Wednesday, June 13, 2007

Question & Answer With Rabbi Tal Zwecker - Delicious Food

(Picture by Elan Kornblum)

A Simple Jew asks:

I recently listened to the first lesson in your Jewish Meditation audio shiurim that is based on the Tzetel Katan #15, in which Rebbe Elimelech of Lizhensk wrote, "While eating and drinking each thing, keep in mind that the taste you experience when you chew and swallow the food is the divine inner essence and holy sparks that are in the food in drink"

If indeed we are tasting the ruchnius contained in the food, how do you explain the phenomenon that if two people eat an identical piece of food one person may find it to be extremely delicious while the other does not?

Rabbi Tal Zwecker answers:

The Holy Baal Shem Tov zy"a taught (Tzvaos haRivash pg 13a quoted in Baal Shem Tov on the Torah parshas VaYechi #5) Paraphrased:

This is a great general concept anything a person wears, eats or a vessel he uses he derives benefit from its spiritual life-force and Chiyus. There are holy sparks there which belong to his root soul, shoresh neshama - this is the reason why some people like one thing that others dislike. When you use that object even for your physical needs you are rectifying and fixing those sparks since you now use that strength to serve Hashem this is why sometimes after you have finished rectifying something by uplifting the sparks Hashem takes that object away and gives it over to someone else to rectify.

Based on this we see that while we are tasting ruchnius if you like a certain food it is proof that you have a rectification with it, and that it is connected to your root soul whereas food that you find unappetizing does not belong to your root soul.

My Rebbe the Clevelander Rebbe Shlit"a brings down from his father the Strozhnitzer Rebbe zt"l: Divrei Yissachar 1st edition Likutim page 320:

The Holy Baal Shem Tov zy"a taught the meaning of the verse in Tehillim 107:5, "They hungered and were thirsty, their soul fainted," - We must understand why did Hashem create in man a desire for food and drink?

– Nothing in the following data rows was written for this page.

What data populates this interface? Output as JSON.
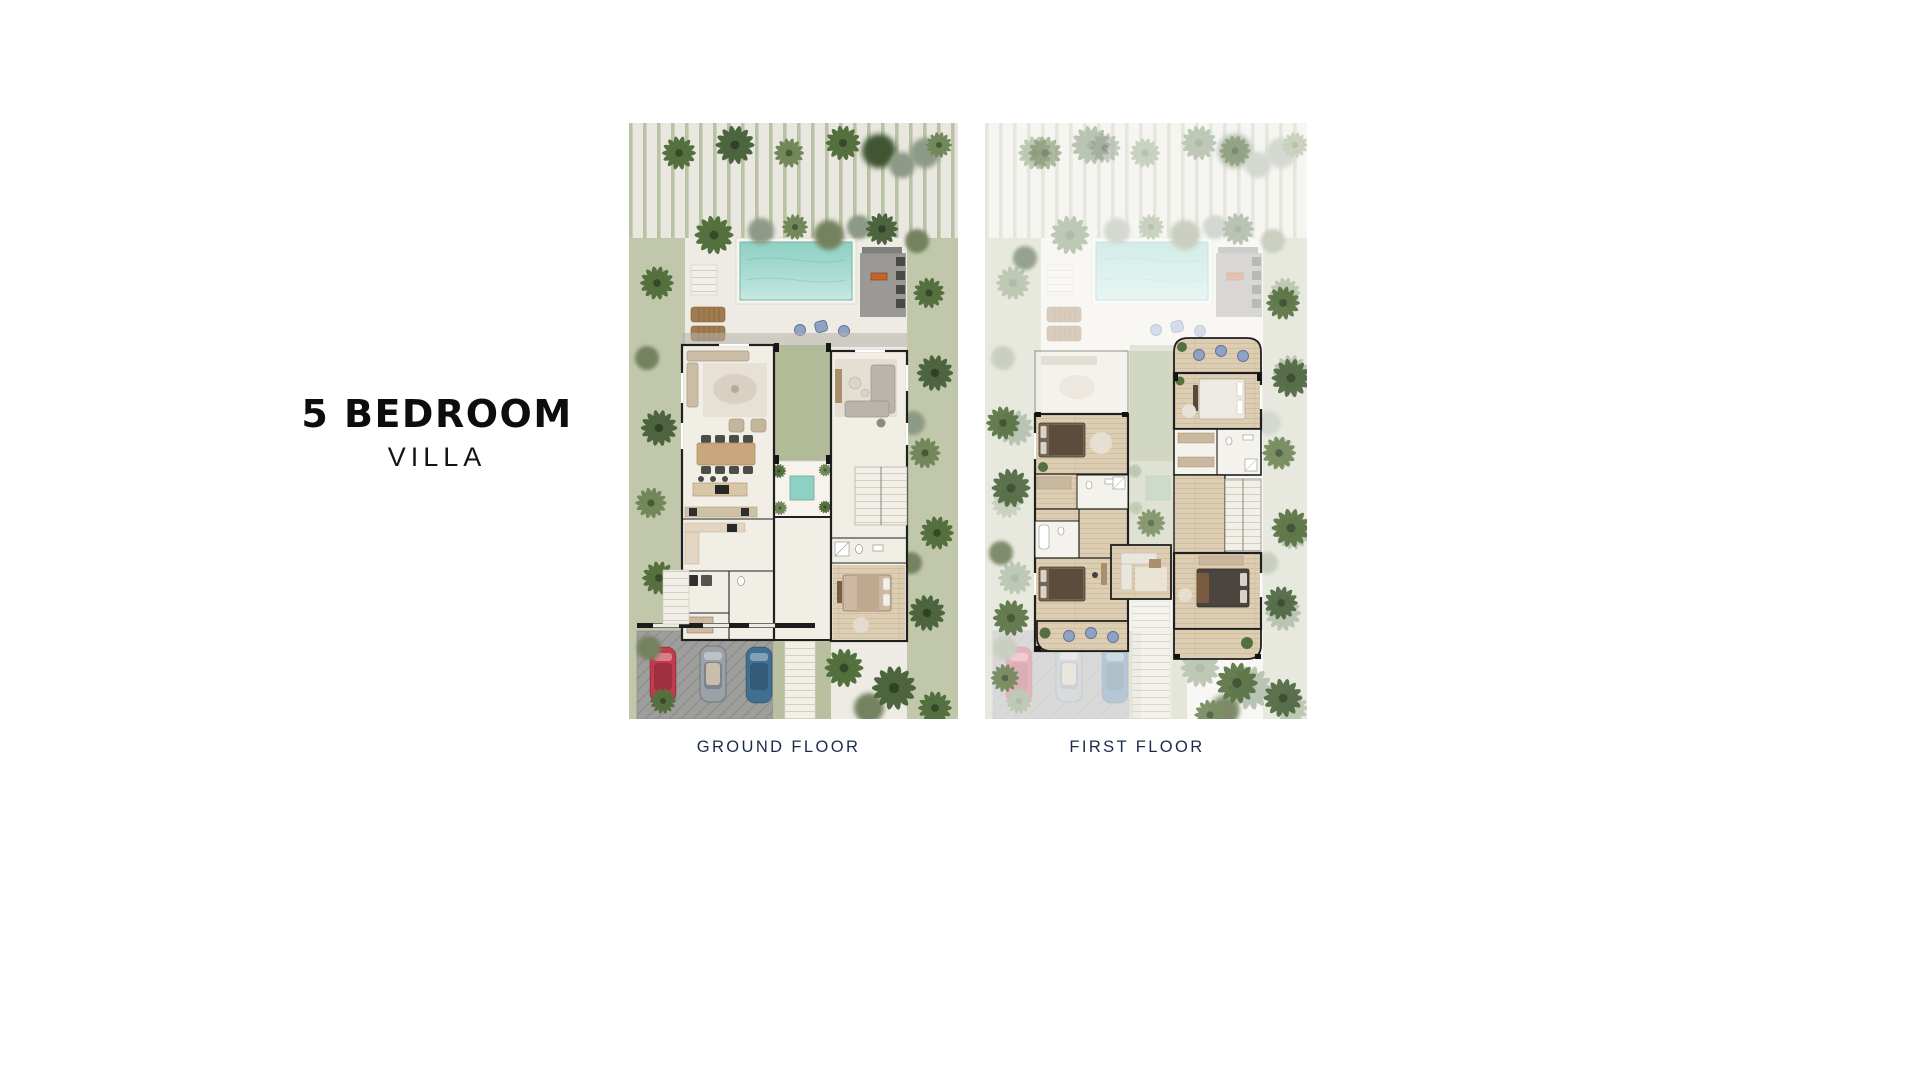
{
  "title": {
    "line1": "5 BEDROOM",
    "line2": "VILLA"
  },
  "plans": [
    {
      "id": "ground-floor",
      "label": "GROUND FLOOR"
    },
    {
      "id": "first-floor",
      "label": "FIRST FLOOR"
    }
  ],
  "palette": {
    "accent_navy": "#1c2b4a",
    "title_black": "#0d0d0d",
    "pool_teal": "#9ad6ca",
    "lawn_green": "#b2bb97",
    "foliage_green": "#55703f",
    "paving_offwhite": "#e9e7df",
    "stripe_green": "#b8c2a5",
    "wood_floor": "#ddcdb3",
    "wall_dark": "#1f1f1f",
    "car_red": "#c13a4e",
    "car_silver": "#9aa1a9",
    "car_blue": "#3f6f92",
    "pouf_blue": "#8fa2c6",
    "fire_table_orange": "#c2642c"
  }
}
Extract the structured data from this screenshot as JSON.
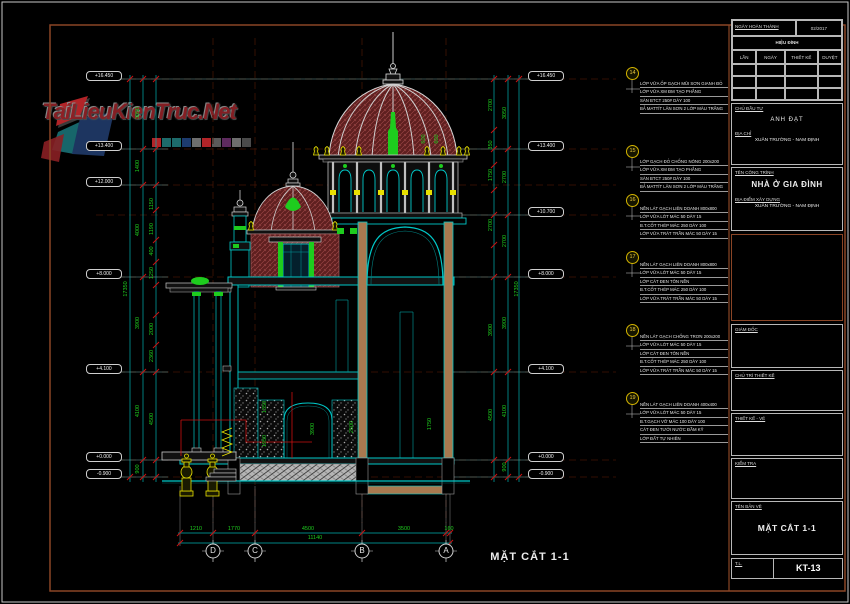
{
  "watermark": {
    "brand": "TaiLieuKienTruc.Net",
    "palette": [
      "#b32428",
      "#1d6b6b",
      "#1d6b6b",
      "#1d3b6e",
      "#6e6e6e",
      "#b32428",
      "#5a5a5a",
      "#5e2a5e",
      "#6e6e6e",
      "#4a4a4a"
    ]
  },
  "colors": {
    "line_cyan": "#00c8c8",
    "dim_green": "#1ecc1e",
    "accent_yellow": "#e8e000",
    "brick_red": "#5e1f1f",
    "frame_brown": "#8a4526",
    "watermark_red": "#8c2025"
  },
  "drawing": {
    "section_label": "MẶT CẮT 1-1",
    "grid_bubbles": [
      "D",
      "C",
      "B",
      "A"
    ],
    "elevations_left": [
      "+16.450",
      "+13.400",
      "+12.000",
      "+8.000",
      "+4.100",
      "+0.000",
      "-0.900"
    ],
    "elevations_right": [
      "+16.450",
      "+13.400",
      "+10.700",
      "+8.000",
      "+4.100",
      "+0.000",
      "-0.900"
    ],
    "dims_bottom": {
      "segments": [
        "1210",
        "1770",
        "4500",
        "3500",
        "160"
      ],
      "total": "11140"
    },
    "dims_left": {
      "total": "17350",
      "segments": [
        "3050",
        "1400",
        "4000",
        "3900",
        "4100",
        "900"
      ],
      "sub": [
        "1150",
        "1190",
        "400",
        "1250",
        "2000",
        "2360",
        "4500"
      ]
    },
    "dims_right": {
      "total": "17350",
      "segments": [
        "3050",
        "2700",
        "2700",
        "3900",
        "4100",
        "900"
      ],
      "sub": [
        "2700",
        "350",
        "1750",
        "2700",
        "3900",
        "4500"
      ]
    },
    "room_dims": [
      "1350",
      "1950",
      "3900",
      "2500",
      "1750",
      "600",
      "600"
    ],
    "notes": [
      {
        "num": "14",
        "lines": [
          "LỚP VỮA ỐP GẠCH MŨI SƠN GIANH ĐỎ",
          "LỚP VỮA XM ĐM TẠO PHẲNG",
          "SÀN BTCT 250# DÀY 100",
          "BẢ MATTÍT LĂN SƠN 2 LỚP MÀU TRẮNG"
        ]
      },
      {
        "num": "15",
        "lines": [
          "LỚP GẠCH ĐỎ CHỐNG NÓNG 200x200",
          "LỚP VỮA XM ĐM TẠO PHẲNG",
          "SÀN BTCT 250# DÀY 100",
          "BẢ MATTÍT LĂN SƠN 2 LỚP MÀU TRẮNG"
        ]
      },
      {
        "num": "16",
        "lines": [
          "NỀN LÁT GẠCH LIÊN DOANH 800x800",
          "LỚP VỮA LÓT MÁC 50 DÀY 15",
          "B.T.CỐT THÉP MÁC 250 DÀY 100",
          "LỚP VỮA TRÁT TRẦN MÁC 50 DÀY 15"
        ]
      },
      {
        "num": "17",
        "lines": [
          "NỀN LÁT GẠCH LIÊN DOANH 800x800",
          "LỚP VỮA LÓT MÁC 50 DÀY 15",
          "LỚP CÁT ĐEN TÔN NỀN",
          "B.T.CỐT THÉP MÁC 250 DÀY 100",
          "LỚP VỮA TRÁT TRẦN MÁC 50 DÀY 15"
        ]
      },
      {
        "num": "18",
        "lines": [
          "NỀN LÁT GẠCH CHỐNG TRƠN 200x200",
          "LỚP VỮA LÓT MÁC 50 DÀY 15",
          "LỚP CÁT ĐEN TÔN NỀN",
          "B.T.CỐT THÉP MÁC 250 DÀY 100",
          "LỚP VỮA TRÁT TRẦN MÁC 50 DÀY 15"
        ]
      },
      {
        "num": "19",
        "lines": [
          "NỀN LÁT GẠCH LIÊN DOANH 400x400",
          "LỚP VỮA LÓT MÁC 50 DÀY 15",
          "B.T.GẠCH VỠ MÁC 100 DÀY 100",
          "CÁT ĐEN TƯỚI NƯỚC ĐẦM KỸ",
          "LỚP ĐẤT TỰ NHIÊN"
        ]
      }
    ]
  },
  "titleblock": {
    "completed_label": "NGÀY HOÀN THÀNH",
    "completed_value": "02/2017",
    "revision_title": "HIỆU ĐÍNH",
    "revision_columns": [
      "LẦN",
      "NGÀY",
      "THIẾT KẾ",
      "DUYỆT"
    ],
    "investor_label": "CHỦ ĐẦU TƯ",
    "investor_value": "ANH ĐẠT",
    "address_label": "ĐỊA CHỈ",
    "address_value": "XUÂN TRƯỜNG - NAM ĐỊNH",
    "project_label": "TÊN CÔNG TRÌNH",
    "project_value": "NHÀ Ở GIA ĐÌNH",
    "location_label": "ĐỊA ĐIỂM XÂY DỰNG",
    "location_value": "XUÂN TRƯỜNG - NAM ĐỊNH",
    "role_director": "GIÁM ĐỐC",
    "role_lead": "CHỦ TRÌ THIẾT KẾ",
    "role_design": "THIẾT KẾ - VẼ",
    "role_check": "KIỂM TRA",
    "drawing_name_label": "TÊN BẢN VẼ",
    "drawing_name_value": "MẶT CẮT 1-1",
    "scale_label": "T.L.",
    "sheet_number": "KT-13"
  }
}
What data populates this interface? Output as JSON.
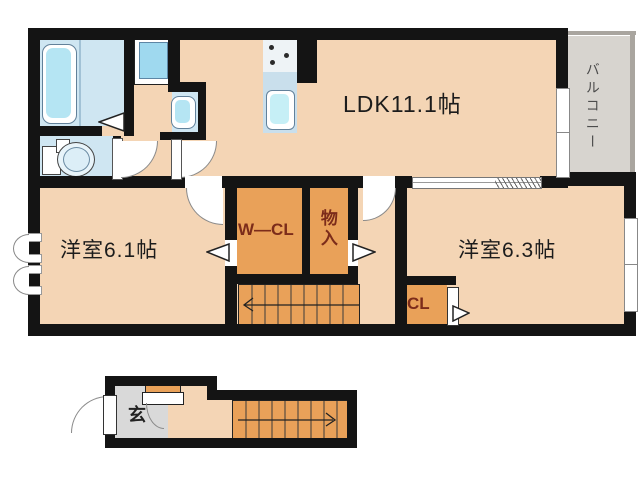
{
  "title": "apartment floor plan",
  "rooms": {
    "ldk": {
      "label": "LDK11.1帖"
    },
    "bedroom_west": {
      "label": "洋室6.1帖"
    },
    "bedroom_east": {
      "label": "洋室6.3帖"
    },
    "walkin_closet": {
      "label": "W—CL"
    },
    "storage": {
      "label": "物入"
    },
    "closet": {
      "label": "CL"
    },
    "balcony": {
      "label": "バルコニー"
    },
    "entrance": {
      "label": "玄"
    }
  },
  "colors": {
    "wall": "#141414",
    "floor_main": "#f4d5b5",
    "closet_orange": "#e9a159",
    "wet_room_blue": "#cfe6f2",
    "fixture_inner_blue": "#b5e5f3",
    "kitchen_counter": "#c9dfec",
    "balcony_gray": "#d7d4cf",
    "entrance_gray": "#d9d9d9",
    "closet_text": "#7c2c1a"
  }
}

The reason is that the first man Adam's sparks enclothe themselves in the non-living, growing, living, and speaking things in the world. These all desire to be bound up to holiness. Therefore every food and beverage man consumes mamash literally contains his sparks that he must rectify.

The Rebbe then adds his own novel idea: This is the meaning of the After Bracha - Bore Nefashos Rabos. Hashem creates great and lofty souls who at first glance should not desire physical things such as food and drink. However veChesronon Al Kol Ma SheBarasa - they are created by Hashem with a lack which needs to be satiated by eating and drinking, the reason Hashem does this is - LeHaChyos Baham Nefesh Kol Chai - to give life to those souls and sparks found in the food and drink that are being uplifted.


At June 13, 2007 at 9:10:00 AM EDT, Anonymous Anonymous said...

Rabbi Zwecker's explanation helps me better understand the story of R' Pinchas of Koretz and his "prescription" of cheese to cure the illness of R' Yechiel Michel of Zlotchov (see Dixie Yid's translations at and Thanks!

At June 13, 2007 at 10:25:00 AM EDT, Blogger AS said...

"While eating and drinking each thing, keep in mind that the taste you experience when you chew and swallow the food is the divine inner essence and holy sparks that are in the food in drink"...interesting I had no idea that there were holy sparks in food. I could understand how you can turn the mundane holy but it's interesting to call the food holy somehow ( unless it's shabbos food perhaps).

At June 13, 2007 at 12:02:00 PM EDT, Blogger DixieYid (يهودي جنوبي) said...

Jewish blogmeister,
It's interesting. The Baal Hatanya in "Yigaleh Lan Ta'amei," in the Chasdus Mevueres series, has a really great explanaation on all of this. He also talks about the holiness of food, and how it is really mishtalshel (descends many levels) from a world and level even higher than the root source of our own neshamos. He said that we must think to elevate those nitzotzos of Kedusha and incorporate them into ourselves while we are eating. If we do this, on weekdays, it helps elevate those things back to their source. But on Shabbos they already exist on their original level, and then we have to have in mind that they should take us on their coat tails to their level of Kedusha with them, rather than them needing us to elevate them. That piece in Chassidus Mevu'eres is one of the best and most illuminating to me, that I've learned.

Shoshana, glad that translation meant something to you several months later! Thank you for reminding me about that story and its connection to what R' Zwecker wrote.